In video coding standard H.264, a frame coded with intra-prediction only is called an I-frame. H.264 adopts a causal DPCM-like inter-block prediction to compress blocks in an I-frame, where already coded blocks including the ones on the left, upper left, upper and upper right, are used to predict the current block. Still refer to FIG. 1, in this case the current block is shown as x and its adjacent blocks ABCD are its reference blocks.
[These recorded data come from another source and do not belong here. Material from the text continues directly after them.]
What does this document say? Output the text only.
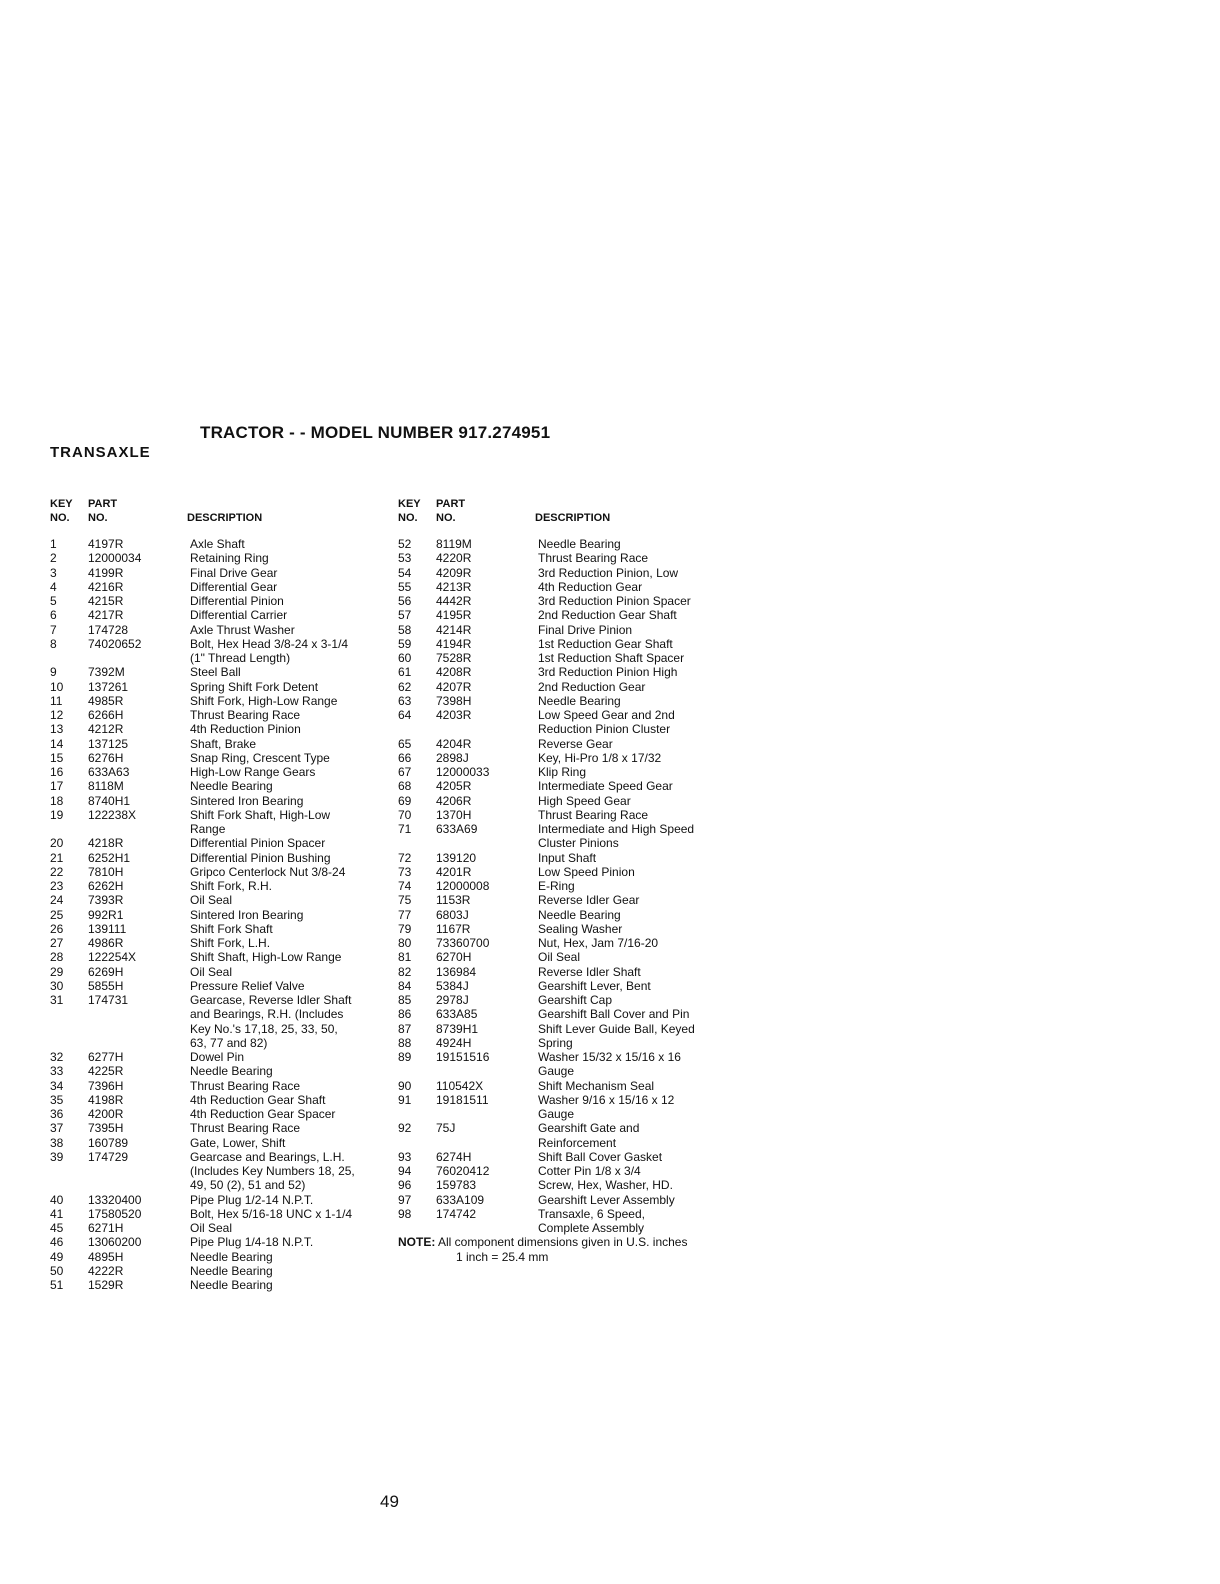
TRACTOR - - MODEL NUMBER 917.274951
TRANSAXLE
KEY
NO.
PART
NO.	DESCRIPTION
1	4197R	Axle Shaft
2	12000034	Retaining Ring
3	4199R	Final Drive Gear
4	4216R	Differential Gear
5	4215R	Differential Pinion
6	4217R	Differential Carrier
7	174728	Axle Thrust Washer
8	74020652	Bolt, Hex Head 3/8-24 x 3-1/4
(1" Thread Length)
9	7392M	Steel Ball
10	137261	Spring Shift Fork Detent
11	4985R	Shift Fork, High-Low Range
12	6266H	Thrust Bearing Race
13	4212R	4th Reduction Pinion
14	137125	Shaft, Brake
15	6276H	Snap Ring, Crescent Type
16	633A63	High-Low Range Gears
17	8118M	Needle Bearing
18	8740H1	Sintered Iron Bearing
19	122238X	Shift Fork Shaft, High-Low
Range
20	4218R	Differential Pinion Spacer
21	6252H1	Differential Pinion Bushing
22	7810H	Gripco Centerlock Nut 3/8-24
23	6262H	Shift Fork, R.H.
24	7393R	Oil Seal
25	992R1	Sintered Iron Bearing
26	139111	Shift Fork Shaft
27	4986R	Shift Fork, L.H.
28	122254X	Shift Shaft, High-Low Range
29	6269H	Oil Seal
30	5855H	Pressure Relief Valve
31	174731	Gearcase, Reverse Idler Shaft
and Bearings, R.H. (Includes
Key No.'s 17,18, 25, 33, 50,
63, 77 and 82)
32	6277H	Dowel Pin
33	4225R	Needle Bearing
34	7396H	Thrust Bearing Race
35	4198R	4th Reduction Gear Shaft
36	4200R	4th Reduction Gear Spacer
37	7395H	Thrust Bearing Race
38	160789	Gate, Lower, Shift
39	174729	Gearcase and Bearings, L.H.
(Includes Key Numbers 18, 25,
49, 50 (2), 51 and 52)
40	13320400	Pipe Plug 1/2-14 N.P.T.
41	17580520	Bolt, Hex 5/16-18 UNC x 1-1/4
45	6271H	Oil Seal
46	13060200	Pipe Plug 1/4-18 N.P.T.
49	4895H	Needle Bearing
50	4222R	Needle Bearing
51	1529R	Needle Bearing
KEY
NO.
PART
NO.	DESCRIPTION
52	8119M	Needle Bearing
53	4220R	Thrust Bearing Race
54	4209R	3rd Reduction Pinion, Low
55	4213R	4th Reduction Gear
56	4442R	3rd Reduction Pinion Spacer
57	4195R	2nd Reduction Gear Shaft
58	4214R	Final Drive Pinion
59	4194R	1st Reduction Gear Shaft
60	7528R	1st Reduction Shaft Spacer
61	4208R	3rd Reduction Pinion High
62	4207R	2nd Reduction Gear
63	7398H	Needle Bearing
64	4203R	Low Speed Gear and 2nd
Reduction Pinion Cluster
65	4204R	Reverse Gear
66	2898J	Key, Hi-Pro 1/8 x 17/32
67	12000033	Klip Ring
68	4205R	Intermediate Speed Gear
69	4206R	High Speed Gear
70	1370H	Thrust Bearing Race
71	633A69	Intermediate and High Speed
Cluster Pinions
72	139120	Input Shaft
73	4201R	Low Speed Pinion
74	12000008	E-Ring
75	1153R	Reverse Idler Gear
77	6803J	Needle Bearing
79	1167R	Sealing Washer
80	73360700	Nut, Hex, Jam 7/16-20
81	6270H	Oil Seal
82	136984	Reverse Idler Shaft
84	5384J	Gearshift Lever, Bent
85	2978J	Gearshift Cap
86	633A85	Gearshift Ball Cover and Pin
87	8739H1	Shift Lever Guide Ball, Keyed
88	4924H	Spring
89	19151516	Washer 15/32 x 15/16 x 16
Gauge
90	110542X	Shift Mechanism Seal
91	19181511	Washer 9/16 x 15/16 x 12
Gauge
92	75J	Gearshift Gate and
Reinforcement
93	6274H	Shift Ball Cover Gasket
94	76020412	Cotter Pin 1/8 x 3/4
96	159783	Screw, Hex, Washer, HD.
97	633A109	Gearshift Lever Assembly
98	174742	Transaxle, 6 Speed,
Complete Assembly
NOTE: All component dimensions given in U.S. inches
1 inch = 25.4 mm
49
As image and video signals have the two-sided correlations, the two-sided noncausal predictive coding inherently generates predictions with higher accuracy, and permits higher performance and better compression than the one-sided causal coding. Efforts have been made to build the noncausal predictors. FIG. 2 shows an example of inter-frame predictive coding scheme in H.264. In H.264, a frame coded with only causal inter-frame predictions from a past frame is called a P-frame, and a frame coded with noncausal predictions from both past and future frames is called a B-frame. Although each B-frame, such as the frame 202, is coded with noncausal inter-frame predictions, and thus achieves the highest compression ratio, its reference frames, such as the frame 201 and 204, have to be either an I-frame or a P-frame without noncausal predictions. Furthermore, each P-frame, such as the frame 204, is coded with only causal predictions from a previous I-frame or P-frame, such as the I-frame 201. Thus, in general, an I-frame has the lowest compression ratio and a P-frame has a compression ratio in between. The above restriction on the inter-frame prediction is carefully chosen to avoid the interdependence of the full noncausal inter-frame prediction. It is a partially noncausal inter-frame prediction with partial benefit achieved.
The prior invention [2] discloses a layered video predictive coding scheme. The base layer adopts the conventional causal prediction and the enhancement layer adopts the noncausal prediction with reference to the already coded pixels in base layer. There is no interdependence in [2]. This is a partially noncausal prediction too as the base layer cannot be coded with noncausal prediction. Further, as the base layer usually has lower resolution or lower SNR depending on the choice of scalability, the accuracy of the noncausal prediction from the pixels in base layer is limited too.
The prior invention [3] discloses a fully noncausal predictive coding for still image. Theoretically, in [3], the two-sided noncausal residual image signal is neither generated nor transmitted. Rather, the encoder in [3] converts the two-sided noncausal residual image signal into an equivalent one-sided representative signal through the potential matrix LU decomposition and matrix inversion. Practically, both encoder and decoder in [3] have prohibitive computational cost. The potential matrix in [3] is large. For example, in the case of the simplest noncausal predictor with reference to pixel ACEG as shown in FIG. 1, the potential matrix in [3] is over 2M×2M for a 1920×1080 sized image, where 2M×2M denotes 2 million rows by 2 million columns. The invention [3] breaks the conversion into a line-by-line iterative process. In each line iteration, the image-width sized matrix decomposition and inversion are involved. For example, the matrix is 1920×1920 for a 1920×1080 sized image, larger than the original image. As those matrices cannot be transmitted to the decoder side, the decoder in [3] needs matrix decomposition and inversion again to convert the one-sided representative signal back to the original image. The decomposition and inversion of large matrix involve prohibitive computational cost.
Therefore, it is desirable to find the fully noncausal prediction and reconstruction methods with affordable computational cost for image and video coding.